KILASJAVA.ID, SURABAYA – Program “Xpose Uncensored” di stasiun televisi Trans7 tengah menjadi sorotan publik setelah penayangan episode pada Senin, 13 Oktober 2025, memicu gelombang kecaman luas. Tayangan tersebut dinilai melecehkan Pondok Pesantren Lirboyo, Kediri, serta merendahkan martabat para kiai.
Reaksi keras muncul dari berbagai kalangan. Di media sosial, tagar #BoikotTrans7 langsung menempati daftar trending. Warganet menilai konten yang disiarkan itu tidak hanya tidak pantas, tetapi juga mencerminkan ketidaktahuan terhadap tradisi pesantren yang penuh nilai keagamaan dan moralitas.
Sumber kekesalan publik berawal dari narasi suara (voice over) dalam tayangan yang menyebutkan kalimat bernada sinis:
“Ketemu kiai-nya masih ngesot dan cium tangan. Dan ternyata yang ngesot itulah yang ngasih amplop.
Netizen curiga bahwa bisa jadi inilah kenapa sebagian kiai makin kaya raya.”
Kalimat berikutnya, “Padahal kan harusnya kalau kaya raya mah umatnya yang dikasih duit enggak sih?”, membuat publik semakin geram.
Bagi sebagian besar masyarakat, narasi itu bukan sekadar candaan, tetapi bentuk pelecehan terhadap simbol kehormatan dalam kultur pesantren. Banyak yang menilai, tayangan tersebut menggambarkan ketidaktahuan pembuatnya terhadap makna adab dan etika yang dijunjung tinggi para santri.
“Acara pemberitaan model begini cuma cari sensasi murah. Enggak ada riset, enggak ada observasi, tapi berani menyimpulkan seenaknya,” tulis salah satu pengguna X.
Respons dan Permintaan Maaf Trans7
Menanggapi reaksi publik yang masif, pihak Trans7 melalui Production Director-nya, Andi Chairil, menyampaikan permohonan maaf atas kekeliruan dalam penyajian konten. Ia mengakui adanya kelalaian redaksional yang membuat narasi tayangan tersebut menyinggung perasaan masyarakat pesantren.

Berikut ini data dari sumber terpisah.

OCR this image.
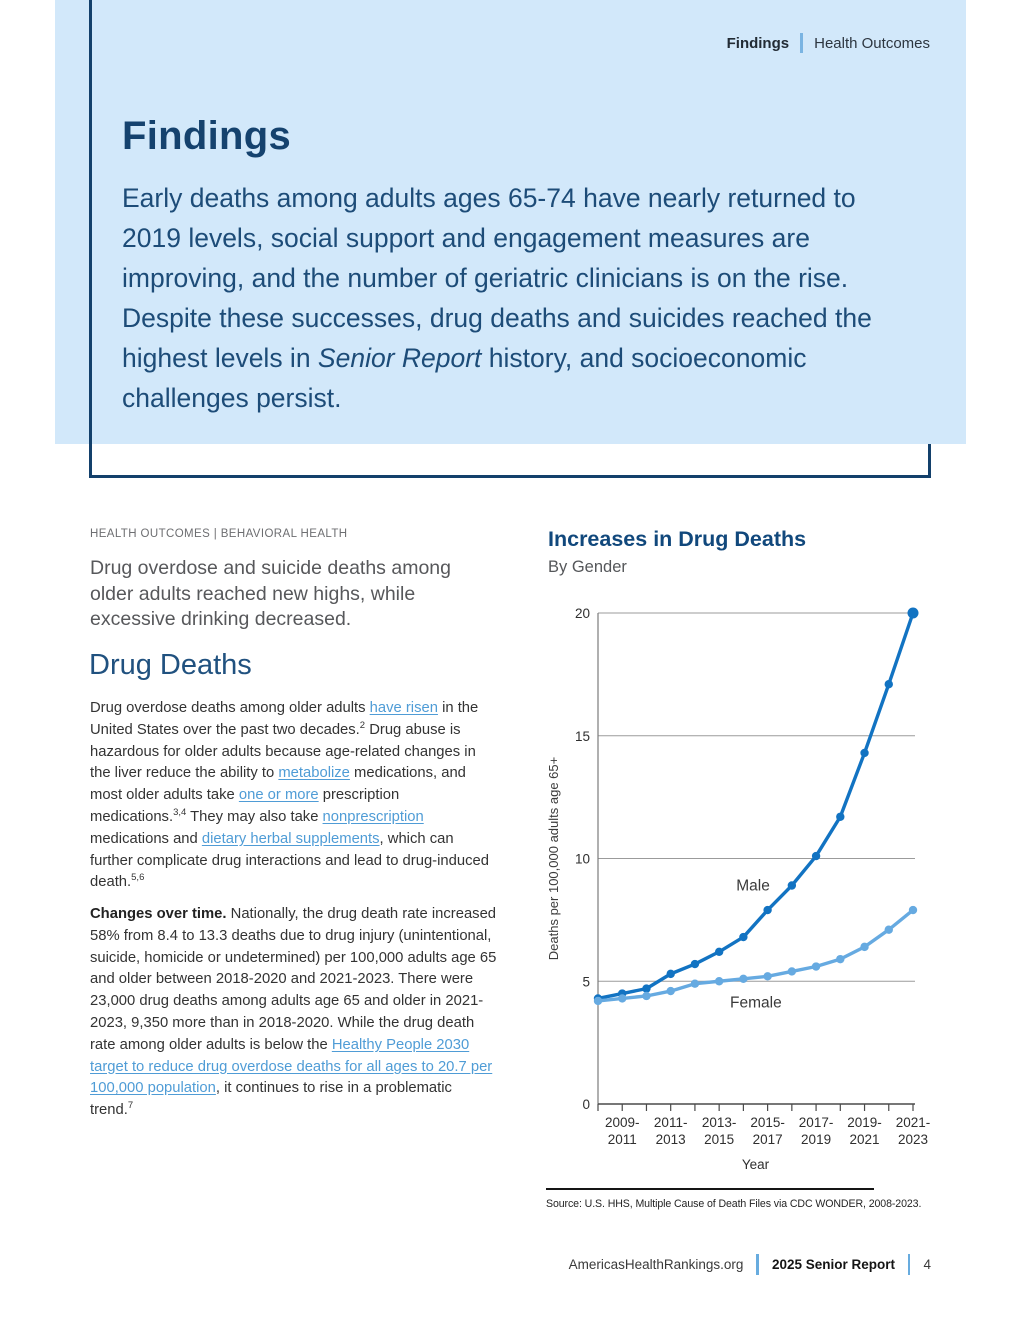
Findings Health Outcomes
Findings

Early deaths among adults ages 65-74 have nearly returned to 2019 levels, social support and engagement measures are improving, and the number of geriatric clinicians is on the rise. Despite these successes, drug deaths and suicides reached the highest levels in Senior Report history, and socioeconomic challenges persist.

HEALTH OUTCOMES | BEHAVIORAL HEALTH

Drug overdose and suicide deaths among older adults reached new highs, while excessive drinking decreased.

Drug Deaths

Drug overdose deaths among older adults have risen in the United States over the past two decades.$^2$ Drug abuse is hazardous for older adults because age-related changes in the liver reduce the ability to metabolize medications, and most older adults take one or more prescription medications.$^{3,4}$ They may also take nonprescription medications and dietary herbal supplements, which can further complicate drug interactions and lead to drug-induced death.$^{5,6}$

Changes over time. Nationally, the drug death rate increased 58% from 8.4 to 13.3 deaths due to drug injury (unintentional, suicide, homicide or undetermined) per 100,000 adults age 65 and older between 2018-2020 and 2021-2023. There were 23,000 drug deaths among adults age 65 and older in 2021-2023, 9,350 more than in 2018-2020. While the drug death rate among older adults is below the Healthy People 2030 target to reduce drug overdose deaths for all ages to 20.7 per 100,000 population, it continues to rise in a problematic trend.$^7$

Increases in Drug Deaths
By Gender
0
5
10
15
20
2009-
2011
2011-
2013
2013-
2015
2015-
2017
2017-
2019
2019-
2021
2021-
2023
Year
Deaths per 100,000 adults age 65+	Male
Female
Source: U.S. HHS, Multiple Cause of Death Files via CDC WONDER, 2008-2023.
AmericasHealthRankings.org 2025 Senior Report 4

Namun, permintaan maaf itu tak serta-merta menenangkan amarah publik. Banyak tokoh menilai, kejadian tersebut menjadi alarm bagi dunia penyiaran agar tidak mengabaikan nilai etika dan kepekaan sosial dalam setiap produksi konten.
Senator Lia Istifhama Tegaskan Etika Penyiaran
Salah satu suara tegas datang dari Anggota DPD RI Komite III, Dr. Lia Istifhama, yang menilai tayangan tersebut bertentangan dengan semangat Undang-Undang Nomor 32 Tahun 2002 tentang Penyiaran.
“Sudah jelas, penyiaran itu berfungsi sebagai media informasi, pendidikan, hiburan sehat, kontrol, dan perekat sosial. Jadi kalau fungsinya digeser jadi alat provokasi, itu kesalahan fatal,” ujar Lia.
Perempuan yang akrab disapa Ning Lia itu menegaskan pentingnya kedewasaan dalam bermedia. Ia mengingatkan agar publik tidak mudah terseret arus provokasi yang sengaja dibangun untuk menciptakan kegaduhan.
“Maka jadilah perekat sosial, bukan pemantik perpecahan. Jangan asal bicara jika tak memahami konteks dan fakta sesungguhnya,” tegasnya.
Dalam kesempatan terpisah, Ning Lia juga berbagi pengalaman pribadinya semasa tinggal di pondok pesantren. Ia menceritakan betapa kehidupan santri sarat dengan nilai kesederhanaan, kebersamaan, dan ketulusan.
“Waktu SMA, saya sekolah di negeri, tapi tinggal di pondok di luar jam sekolah. Kami biasa makan bersama dalam satu wadah besar, kerja bakti tiap Minggu. Semua dilakukan dengan rasa gembira. Tradisi santri itu mengajarkan banyak hal tentang kesetaraan dan kebersamaan,” kenangnya.